In fact, the Gators are the seed most likely to be upset, according to Vegas oddsmakers and statistical win probability based on matchups and metrics.

A national power in its own right, South Carolina is never intimidated. The Gamecocks also know they can beat Florida, having dominated the Gators in a 3-game sweep in Columbia in April.
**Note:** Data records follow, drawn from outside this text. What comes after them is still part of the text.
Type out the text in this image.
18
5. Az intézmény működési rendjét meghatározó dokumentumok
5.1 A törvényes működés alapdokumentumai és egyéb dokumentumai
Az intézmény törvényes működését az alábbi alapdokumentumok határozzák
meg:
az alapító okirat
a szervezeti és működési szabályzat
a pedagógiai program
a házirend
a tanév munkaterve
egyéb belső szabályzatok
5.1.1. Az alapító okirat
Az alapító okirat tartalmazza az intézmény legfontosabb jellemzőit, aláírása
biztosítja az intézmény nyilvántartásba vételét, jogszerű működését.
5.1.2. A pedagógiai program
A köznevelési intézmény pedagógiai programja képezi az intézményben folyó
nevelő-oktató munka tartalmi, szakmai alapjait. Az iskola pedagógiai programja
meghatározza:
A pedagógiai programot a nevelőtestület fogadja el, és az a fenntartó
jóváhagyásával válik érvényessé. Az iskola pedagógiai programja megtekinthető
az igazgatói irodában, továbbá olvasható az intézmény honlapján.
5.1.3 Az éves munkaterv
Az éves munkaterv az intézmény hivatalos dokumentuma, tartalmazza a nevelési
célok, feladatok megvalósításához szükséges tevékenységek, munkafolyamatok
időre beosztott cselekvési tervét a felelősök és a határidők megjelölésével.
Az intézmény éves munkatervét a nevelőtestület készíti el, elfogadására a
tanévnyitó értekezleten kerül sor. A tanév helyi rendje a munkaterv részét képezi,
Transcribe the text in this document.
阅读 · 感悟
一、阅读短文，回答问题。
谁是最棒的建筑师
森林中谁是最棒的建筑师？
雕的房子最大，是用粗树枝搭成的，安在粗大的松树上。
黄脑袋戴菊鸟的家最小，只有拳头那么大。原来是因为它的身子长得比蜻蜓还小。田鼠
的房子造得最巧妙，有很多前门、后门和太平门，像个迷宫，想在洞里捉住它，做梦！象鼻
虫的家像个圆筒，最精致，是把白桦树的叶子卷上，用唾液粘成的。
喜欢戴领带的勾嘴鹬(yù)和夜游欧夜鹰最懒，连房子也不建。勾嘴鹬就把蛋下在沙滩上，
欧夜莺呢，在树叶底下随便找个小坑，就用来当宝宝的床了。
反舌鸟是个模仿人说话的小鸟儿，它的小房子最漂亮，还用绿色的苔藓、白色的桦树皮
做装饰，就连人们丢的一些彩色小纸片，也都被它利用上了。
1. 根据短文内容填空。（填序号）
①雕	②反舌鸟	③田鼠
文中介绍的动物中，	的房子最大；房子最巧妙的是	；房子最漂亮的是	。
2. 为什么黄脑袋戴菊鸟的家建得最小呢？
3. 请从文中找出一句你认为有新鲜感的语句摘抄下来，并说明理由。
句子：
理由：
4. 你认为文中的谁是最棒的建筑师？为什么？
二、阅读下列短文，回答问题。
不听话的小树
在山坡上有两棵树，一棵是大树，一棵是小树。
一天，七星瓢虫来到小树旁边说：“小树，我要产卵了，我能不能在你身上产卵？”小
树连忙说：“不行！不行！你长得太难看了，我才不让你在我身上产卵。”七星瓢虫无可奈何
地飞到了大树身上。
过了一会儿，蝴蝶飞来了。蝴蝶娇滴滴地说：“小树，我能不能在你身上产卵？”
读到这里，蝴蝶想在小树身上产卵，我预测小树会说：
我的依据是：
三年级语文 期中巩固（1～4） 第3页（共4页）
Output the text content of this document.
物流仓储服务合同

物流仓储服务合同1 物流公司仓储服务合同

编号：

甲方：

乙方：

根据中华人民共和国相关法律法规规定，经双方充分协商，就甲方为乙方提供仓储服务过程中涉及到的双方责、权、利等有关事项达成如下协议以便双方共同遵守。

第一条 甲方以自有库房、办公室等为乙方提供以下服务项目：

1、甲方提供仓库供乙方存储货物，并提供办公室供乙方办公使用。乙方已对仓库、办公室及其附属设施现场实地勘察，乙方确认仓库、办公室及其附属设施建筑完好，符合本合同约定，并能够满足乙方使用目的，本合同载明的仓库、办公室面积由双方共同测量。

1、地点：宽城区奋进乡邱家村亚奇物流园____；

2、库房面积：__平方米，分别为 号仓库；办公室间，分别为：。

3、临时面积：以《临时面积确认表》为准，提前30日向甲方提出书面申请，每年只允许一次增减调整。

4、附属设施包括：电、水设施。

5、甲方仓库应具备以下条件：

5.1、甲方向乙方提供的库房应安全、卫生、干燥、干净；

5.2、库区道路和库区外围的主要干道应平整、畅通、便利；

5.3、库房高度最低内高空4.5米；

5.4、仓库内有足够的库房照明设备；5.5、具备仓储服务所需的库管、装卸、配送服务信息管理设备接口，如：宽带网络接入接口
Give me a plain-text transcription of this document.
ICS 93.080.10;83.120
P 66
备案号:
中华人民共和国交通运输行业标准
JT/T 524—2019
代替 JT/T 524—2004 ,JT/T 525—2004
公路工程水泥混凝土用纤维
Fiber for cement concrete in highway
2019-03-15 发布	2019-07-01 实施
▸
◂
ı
Florida, meanwhile, has won 7 consecutive Super Regionals, with their last defeat coming in 2009 when they fell at home to Southern Miss.

“I realize how difficult it is to be here, and I’m proud of this team and the way they work and their heart,” O’Sullivan reflected this week. “But we have work to do.”

Florida’s work, if they play to their talent level and ability, should be enough to propel them to Omaha, where a chance to win a second national championship would await.

There’s no guarantee that chance presents itself again in the near future, either.

O’Sullivan has long been the nation’s best recruiter, but even with his chops for identifying talents like Fisher, the freshman sensation from tiny Dalton, Georgia, who rescued the Gators in their time of need last weekend, it will be brutally hard for Florida to replace the likes of Langford, Sproat, Waldrep and do-everything shortstop Josh Rivera next season.

Will that increase this team’s sense of urgency? Did being pushed to the brink of elimination, and becoming just 1 of 7 teams since the 2018 NCAA Tournament to win 3 or 4 games in a row to capture a regional and advance, give the Gators momentum they can ride to Omaha?

We’ll find out starting Friday night, when the Gators may simply be as good as their starting pitcher.

Or the Gators may show up and play like who metrics and talent evaluators say they are: the best team left playing. The team that not only should win this weekend against the Gamecocks, but should win the whole thing when the games move to Omaha.